I'm definitely not a hard core soap maker, but with having unsightly skin conditions, like eczema, I wanted a more natural soap alternative.. Of course without the price tag though. So I bought a basic goat milk soap base, and an organic soap base. However since I've never use anything other than Dove I'm not sure if i'm using them correctly.. All I did was use the plain soap base with some essential oils for fragrance, but I noticed it doesn't have a real soapy lather. Is that normal? Also I just used the base alone and It still leaves a dry tight feeling on my skin, what else can I add to the base to get a soft and more moisturizing feeling?


----------



## melstan775 (Apr 2, 2013)

I wonder if the ingredients in the soap base is what is bothering you. Soap bases sometimes still have detergents in them. Try a shea butter base and see if that helps.  I have some skin issues as well, and the soap I found that works best for me is a cold process soap with shea butter in it


----------



## Moot (Apr 2, 2013)

I tried a few bases and found my skin real dry and itchy.  Cold processed for me works better, gives a much better lather too. Not sure you can add more oils or butters to the soap base?


----------



## Brittany (Apr 3, 2013)

Thank you! However is the cold process a base, and can I use the melt and pour method?


----------



## melstan775 (Apr 3, 2013)

Unfortunately no, cold process is where you make the soap from scratch.  Melt & Pour is cold processed, hot processed, then has stuff added to it to make it remeltable.  If you prefer M&P, maybe Brambleberry's bases would be good. They have less detergents in them from what I have seen.


----------



## Brittany (Apr 3, 2013)

Bummer :/ I noticed Brambleberry has a rebatch of the cold processed could I use that like a melt a pour?


----------



## Frida (Apr 3, 2013)

Hi Brittany, 
have you tried to add extra vegetable liquid glycerin?
I add 1 tsp per 500 gr soap base. but i did read somewhere (sorry i forget the source) that up to 2tsp per 500 gr soap base can be added. 
I havent tried with 2tsp tho', but with 1tsp/500gr it comes pretty good. I will add 2tsp instead in my future soap batches. 
I am new into this hobby, so anybody please correct me for this info ^^


----------



## Genny (Apr 3, 2013)

Brittany said:


> Bummer :/ I noticed Brambleberry has a rebatch of the cold processed could I use that like a melt a pour?

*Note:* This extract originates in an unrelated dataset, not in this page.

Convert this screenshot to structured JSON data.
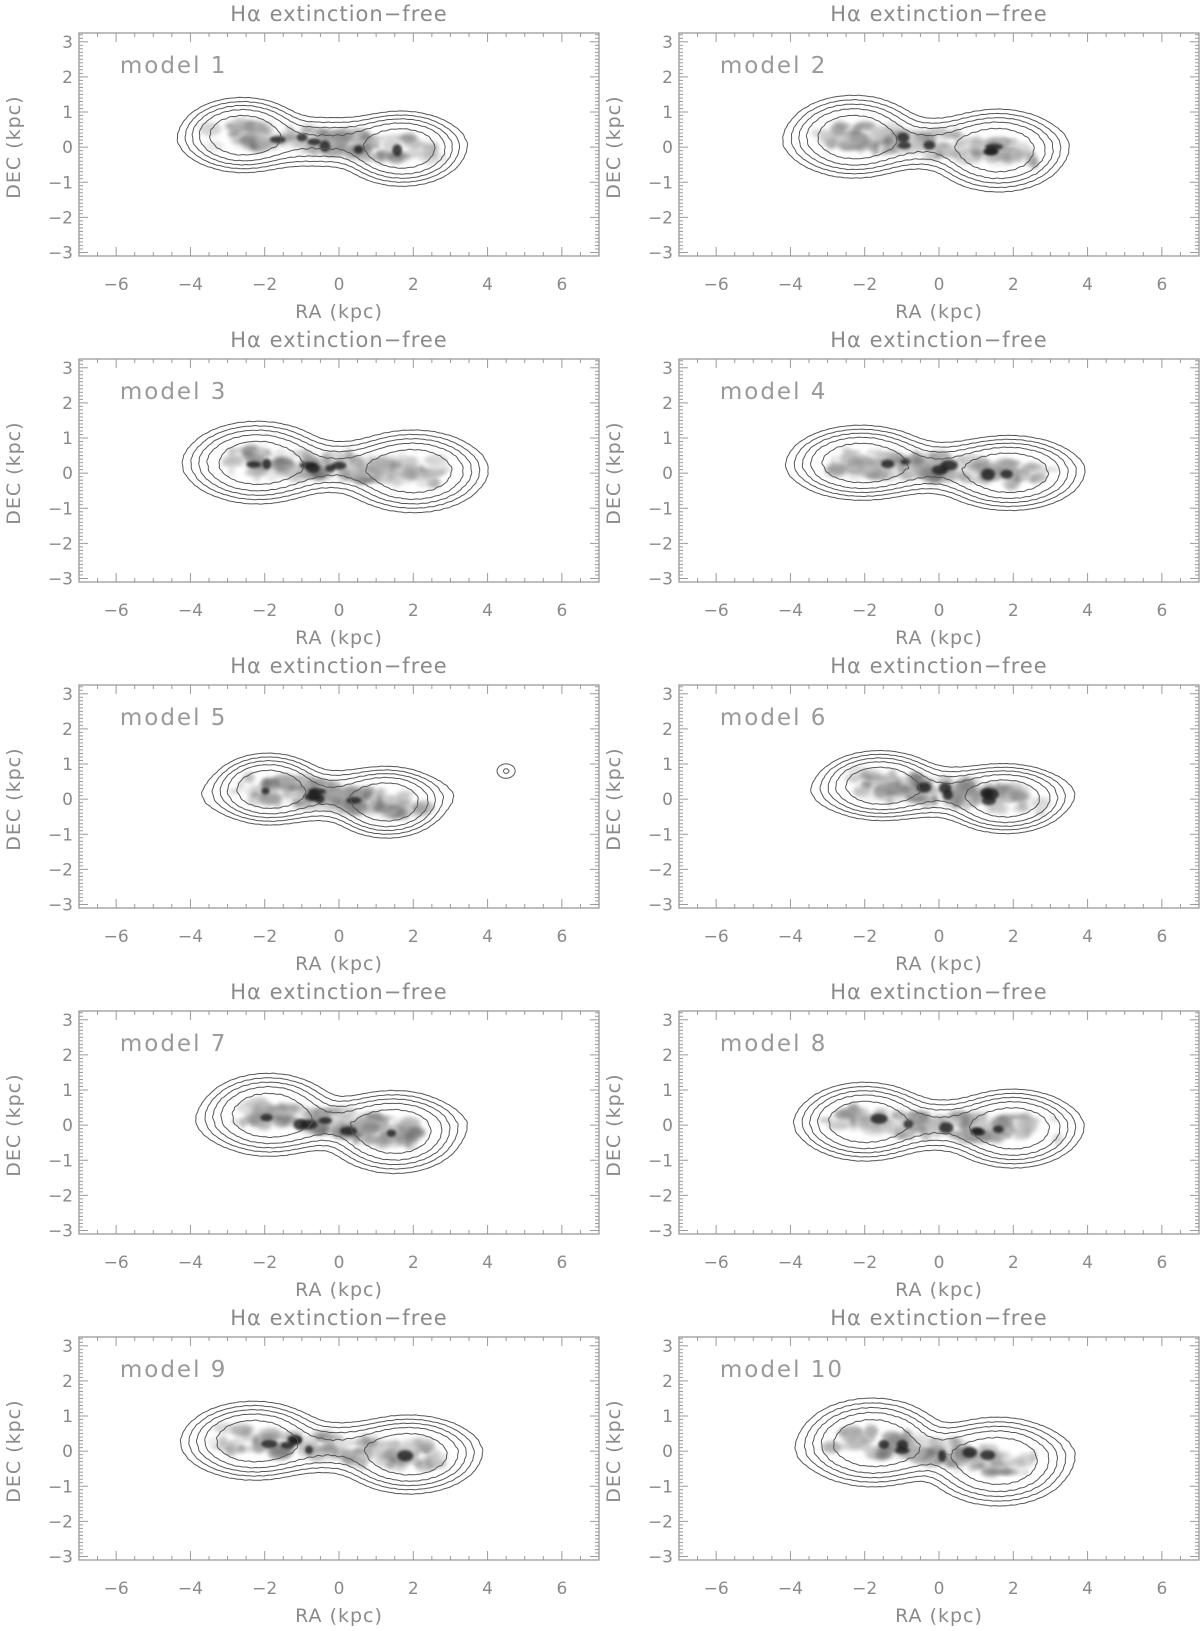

Kind of. Brambleberry has instructions on how to use it, but what you do is grate it up, heat it and then mush it into molds.

If you have eczema and/or sensitive skin, I'd go with a castile (100% olive oil) soap without adding any fragrance oils or essential oils to it.  I've got 2 daughters with eczema and have found that when we absolutely have to use soap on them, castile is the one that has the least problems.

I just saw that Brambleberry has a castile rebatch kid already grated: http://www.brambleberry.com/Grated-Rebatch-Soap-Base-Castile-P5233.aspx


----------



## lsg (Apr 3, 2013)

I think that you can safely add 2 tsp. oil or butter to one pound melted M&P.  You can add 1 Tbsp powdered goat's milk mixed with 1 Tbsp. hot water along with 1 tsp. honeyto one pound of M&P.  I found these and more ideas in the following books:

Soapmaking the Natural Way by Rebecca Ittner

300 Handcrafted Soaps by Marie Browning


----------



## samirish (Apr 5, 2013)

I have not been able to find a melt and pour base that does not leave my skin dry...sorry.  I find my skin loves cp instead.


----------



## paillo (Apr 6, 2013)

I've been really happy with the SFIC bases from Peak and Brambleberry (premium house line). They're natural bases, and I find they don't dry out my skin.


----------